Dezelfde intermoleculaire krachten die voorsmelten aan oppervlakken veroorzaken, dragen bij tot vorstafschuiving op de schaal van deeltjes aan de onderkant van de zich vormende ijslens. Wanneer ijs een fijn gronddeeltje omgeeft terwijl het voorsmelt, zal het gronddeeltje binnen de thermische gradiënt naar beneden worden verplaatst in de richting van de warme richting als gevolg van het smelten en opnieuw bevriezen van de dunne waterfilm die het deeltje omringt. De dikte van een dergelijke film is temperatuurafhankelijk en is dunner aan de koudere kant van het deeltje.

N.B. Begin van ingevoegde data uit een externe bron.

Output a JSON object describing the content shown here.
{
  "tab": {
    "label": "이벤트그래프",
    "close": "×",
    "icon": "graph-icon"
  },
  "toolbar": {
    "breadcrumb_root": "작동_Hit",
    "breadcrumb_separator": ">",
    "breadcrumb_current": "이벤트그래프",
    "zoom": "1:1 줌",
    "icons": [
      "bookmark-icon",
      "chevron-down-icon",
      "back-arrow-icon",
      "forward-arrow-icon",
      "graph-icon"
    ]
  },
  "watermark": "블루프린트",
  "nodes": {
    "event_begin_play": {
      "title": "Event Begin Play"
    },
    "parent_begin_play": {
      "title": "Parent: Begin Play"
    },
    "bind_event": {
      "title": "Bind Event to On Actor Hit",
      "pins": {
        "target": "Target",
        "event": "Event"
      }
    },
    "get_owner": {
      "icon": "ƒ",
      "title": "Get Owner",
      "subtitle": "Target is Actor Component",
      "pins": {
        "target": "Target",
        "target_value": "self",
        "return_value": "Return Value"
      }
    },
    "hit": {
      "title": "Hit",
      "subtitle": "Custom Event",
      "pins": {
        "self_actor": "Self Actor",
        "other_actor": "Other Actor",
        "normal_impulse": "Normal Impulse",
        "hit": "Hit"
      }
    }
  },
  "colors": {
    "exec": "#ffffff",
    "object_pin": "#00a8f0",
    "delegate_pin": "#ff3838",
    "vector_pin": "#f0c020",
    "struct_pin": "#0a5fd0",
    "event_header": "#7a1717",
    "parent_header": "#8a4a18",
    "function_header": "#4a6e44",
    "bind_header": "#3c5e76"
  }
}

Water heeft een lagere thermodynamische vrije energie wanneer het zich in bulk ijs bevindt dan wanneer het zich in de onderkoelde vloeibare toestand bevindt. Daarom is er een voortdurende aanvulling van water dat van de warme kant naar de koude kant van het deeltje stroomt, en voortdurend smelten om de dikkere film aan de warme kant te herstellen. Het deeltje migreert naar beneden, naar de warmere bodem, in een proces dat Faraday “thermische regulatie” noemde. Dit effect zuivert de ijslenzen wanneer zij zich vormen door fijne bodemdeeltjes af te stoten. Zo kan een film van 10 nanometer van onbevroren water rond elk bodemdeeltje ter grootte van een micrometer het 10 micrometer per dag verplaatsen bij een thermische gradiënt van slechts 1 °C m-1. Als ijslenzen groeien, tillen ze de grond erboven op en scheiden ze de bodemdeeltjes eronder af, terwijl ze via capillaire werking water naar de bevriezende kant van de ijslens trekken.